Quella serata, con tutte le istantanee che si porta dietro, è l’ultimo ricordo che abbiamo della nostra nazionale in una grande manifestazione internazionale.
Da lì in poi, l’inimmaginabile, l’apocalisse. La mancata qualificazione all’ultimo mondiale ha provocato un terremoto nel movimento calcistico del nostro paese.
A distanza di tre anni e mezzo da quell’infausta notte dell’autunno milanese passi in avanti ne sono stati fatti.

La nostra nazionale ha avuto la caparbietà di risollevarsi dalle macerie causate dal sisma del 13 Novembre 2017. L’ha fatto grazie ad un percorso guidato da un allenatore voglioso di mostrare ancora il suo valore. Un allenatore che è stato capace di abbinare qualità sia dal punto di vista tecnico che morale. Infatti, oltre ad aver portato l’Italia a proporre un calcio moderno e propositivo come non si vedeva da anni, ha creato un gruppo coeso.
Ma cosa nello specifico è stato fatto da Mancini che ci porta ad avere aspettative ed a sognare la vittoria finale?
Il CT jesino ha deciso di rifondare completamente tutto, ripartendo dai nostri giovani e inserendo tanti volti nuovi e talentuosi nel giro della nazionale. Sono tanti, infatti, i giocatori che hanno esordito con l’azzurro sotto la guida di Mancini, trentacinque in tre anni di gestione. Alcuni sono diventati pedine fondamentali dello scacchiere.

Ciò che più ha sorpreso è stato il modo in cui Mancini ha deciso di convocarli o farli esordire. Esempio lampante di ciò, l’inaspettata chiamata di Nicolò Zaniolo nel settembre 2018. All’epoca il ragazzo non aveva ancora esordito in Serie A ed era appena arrivato alla Roma come pedina di scambio nell’affare che aveva portato Nainggolan in nerazzurro. Mancini successivamente disse che decise di convocarlo perché aveva avuto modo di studiarlo durante l’Europeo under 19 rimanendone piacevolmente colpito.

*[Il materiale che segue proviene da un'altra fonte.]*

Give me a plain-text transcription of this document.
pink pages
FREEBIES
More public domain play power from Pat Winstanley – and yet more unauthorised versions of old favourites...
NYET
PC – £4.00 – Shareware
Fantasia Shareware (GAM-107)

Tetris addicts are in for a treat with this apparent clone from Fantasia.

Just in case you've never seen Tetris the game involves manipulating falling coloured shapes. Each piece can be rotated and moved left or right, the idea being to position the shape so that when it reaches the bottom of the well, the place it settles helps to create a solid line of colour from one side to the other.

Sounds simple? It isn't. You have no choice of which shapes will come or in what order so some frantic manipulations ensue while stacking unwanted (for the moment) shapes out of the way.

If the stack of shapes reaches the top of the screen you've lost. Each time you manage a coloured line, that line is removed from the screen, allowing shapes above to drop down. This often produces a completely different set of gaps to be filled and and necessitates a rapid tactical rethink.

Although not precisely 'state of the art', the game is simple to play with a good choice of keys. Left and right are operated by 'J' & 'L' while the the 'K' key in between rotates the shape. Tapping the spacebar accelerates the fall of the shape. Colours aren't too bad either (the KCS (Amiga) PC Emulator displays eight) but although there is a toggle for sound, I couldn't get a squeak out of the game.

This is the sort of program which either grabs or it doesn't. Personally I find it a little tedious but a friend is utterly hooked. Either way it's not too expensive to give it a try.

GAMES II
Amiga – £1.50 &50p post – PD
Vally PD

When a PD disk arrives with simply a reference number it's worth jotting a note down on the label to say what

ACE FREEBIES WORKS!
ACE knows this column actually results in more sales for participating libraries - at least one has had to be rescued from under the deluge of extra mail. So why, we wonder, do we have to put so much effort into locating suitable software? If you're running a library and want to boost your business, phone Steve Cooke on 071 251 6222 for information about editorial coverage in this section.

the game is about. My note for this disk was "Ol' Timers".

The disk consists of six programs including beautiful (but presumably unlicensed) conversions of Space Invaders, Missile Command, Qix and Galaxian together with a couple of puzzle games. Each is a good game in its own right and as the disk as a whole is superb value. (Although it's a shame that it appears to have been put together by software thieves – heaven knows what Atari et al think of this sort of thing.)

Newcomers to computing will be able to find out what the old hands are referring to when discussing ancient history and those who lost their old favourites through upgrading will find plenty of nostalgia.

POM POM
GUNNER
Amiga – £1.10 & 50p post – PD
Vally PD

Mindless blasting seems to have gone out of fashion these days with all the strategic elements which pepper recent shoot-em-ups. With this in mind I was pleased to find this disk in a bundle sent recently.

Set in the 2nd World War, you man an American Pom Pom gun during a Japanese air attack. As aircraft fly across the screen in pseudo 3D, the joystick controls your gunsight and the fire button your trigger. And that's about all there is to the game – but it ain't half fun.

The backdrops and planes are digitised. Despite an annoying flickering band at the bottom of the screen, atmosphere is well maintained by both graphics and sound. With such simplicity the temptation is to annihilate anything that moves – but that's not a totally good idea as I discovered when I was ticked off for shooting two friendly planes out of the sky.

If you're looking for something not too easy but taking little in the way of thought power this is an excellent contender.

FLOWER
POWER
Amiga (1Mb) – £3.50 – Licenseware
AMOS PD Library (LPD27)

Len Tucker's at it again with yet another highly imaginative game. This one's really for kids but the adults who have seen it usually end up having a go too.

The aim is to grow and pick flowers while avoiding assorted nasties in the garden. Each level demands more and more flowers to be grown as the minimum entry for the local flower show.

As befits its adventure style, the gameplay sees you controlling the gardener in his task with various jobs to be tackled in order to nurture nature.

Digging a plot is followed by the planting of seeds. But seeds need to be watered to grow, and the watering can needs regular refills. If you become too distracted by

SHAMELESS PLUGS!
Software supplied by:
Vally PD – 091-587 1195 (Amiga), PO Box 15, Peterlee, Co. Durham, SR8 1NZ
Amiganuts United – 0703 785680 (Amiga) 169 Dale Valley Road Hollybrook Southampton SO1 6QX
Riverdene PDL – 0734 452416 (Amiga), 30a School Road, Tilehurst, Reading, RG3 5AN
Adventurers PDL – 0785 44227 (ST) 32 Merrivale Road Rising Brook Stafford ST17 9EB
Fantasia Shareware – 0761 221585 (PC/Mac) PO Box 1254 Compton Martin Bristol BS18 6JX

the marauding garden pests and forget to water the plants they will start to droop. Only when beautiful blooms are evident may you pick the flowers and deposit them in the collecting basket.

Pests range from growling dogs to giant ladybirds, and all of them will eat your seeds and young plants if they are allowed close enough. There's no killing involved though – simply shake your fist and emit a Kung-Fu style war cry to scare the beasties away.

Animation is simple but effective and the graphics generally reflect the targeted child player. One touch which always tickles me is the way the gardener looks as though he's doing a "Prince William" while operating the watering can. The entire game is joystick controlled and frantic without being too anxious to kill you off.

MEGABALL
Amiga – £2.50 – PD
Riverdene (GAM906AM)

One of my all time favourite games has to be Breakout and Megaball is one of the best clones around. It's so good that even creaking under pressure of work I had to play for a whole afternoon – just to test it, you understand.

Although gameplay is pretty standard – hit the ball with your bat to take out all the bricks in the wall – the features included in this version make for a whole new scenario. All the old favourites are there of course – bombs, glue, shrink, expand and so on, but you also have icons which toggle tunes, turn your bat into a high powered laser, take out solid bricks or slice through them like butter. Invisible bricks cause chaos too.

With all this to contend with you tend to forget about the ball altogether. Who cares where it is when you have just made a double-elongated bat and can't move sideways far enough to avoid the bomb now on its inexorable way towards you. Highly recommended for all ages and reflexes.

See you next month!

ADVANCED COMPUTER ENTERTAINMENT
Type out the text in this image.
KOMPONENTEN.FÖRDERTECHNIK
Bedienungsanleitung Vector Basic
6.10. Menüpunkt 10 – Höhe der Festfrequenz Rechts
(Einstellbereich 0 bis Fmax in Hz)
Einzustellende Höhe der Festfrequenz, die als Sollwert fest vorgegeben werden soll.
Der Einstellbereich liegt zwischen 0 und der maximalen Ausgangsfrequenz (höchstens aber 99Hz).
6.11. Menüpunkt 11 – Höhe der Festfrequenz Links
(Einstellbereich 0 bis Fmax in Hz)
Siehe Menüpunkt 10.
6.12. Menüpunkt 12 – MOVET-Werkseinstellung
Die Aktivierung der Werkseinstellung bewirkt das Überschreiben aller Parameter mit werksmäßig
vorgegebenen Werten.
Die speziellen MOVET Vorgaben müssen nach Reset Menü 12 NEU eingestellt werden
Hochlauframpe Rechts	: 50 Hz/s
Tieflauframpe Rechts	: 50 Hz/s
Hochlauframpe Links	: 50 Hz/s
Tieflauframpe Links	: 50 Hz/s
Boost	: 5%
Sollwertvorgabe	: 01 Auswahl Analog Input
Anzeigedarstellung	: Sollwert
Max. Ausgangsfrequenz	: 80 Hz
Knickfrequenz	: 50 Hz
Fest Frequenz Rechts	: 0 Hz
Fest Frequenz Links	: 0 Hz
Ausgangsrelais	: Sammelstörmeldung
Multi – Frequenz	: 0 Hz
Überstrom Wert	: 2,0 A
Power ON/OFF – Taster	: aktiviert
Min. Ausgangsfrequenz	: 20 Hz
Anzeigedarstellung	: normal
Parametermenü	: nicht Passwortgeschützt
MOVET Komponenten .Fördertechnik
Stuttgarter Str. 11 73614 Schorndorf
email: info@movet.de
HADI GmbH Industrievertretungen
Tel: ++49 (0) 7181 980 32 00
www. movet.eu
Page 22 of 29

L’episodio del giovane spezzino dimostra anche come il Mancio sia un allenatore che non bada solo al proprio orticello, ma osserva anche le giovanili. Fattore non di poco conto, che manifesta come in realtà il suo progetto sia a lungo termine.
Come sopra citato però, la forza principale di questa squadra è il gruppo. Emblematiche di ciò le parole del capitano Bonucci, che lo definisce il nostro top player, al pari dei vari CR7 e Lukaku.

Ma l’unione, la forza, la coesione di questo gruppo è dovuta sempre all’ineccepibile lavoro svolto dal mister. Mancini ha scelto oculatamente di contornarsi di persone competenti, ma soprattutto di grandi amici assieme ai quali ha condiviso le esperienze calcistiche più belle. Tra i suoi uomini di fiducia infatti ci sono Evani, Lombardo, Salsano, Nuciari, l’altro gemello del goal Vialli, ma anche Oriali e De Rossi, simboli della nazionale.
Figure così importanti sono senza dubbio di aiuto non solo all’allenatore, ma anche al gruppo. Questo perché conoscono i punti giusti da toccare per creare un gruppo che unisce giocatori esperti e giovani alle prime armi.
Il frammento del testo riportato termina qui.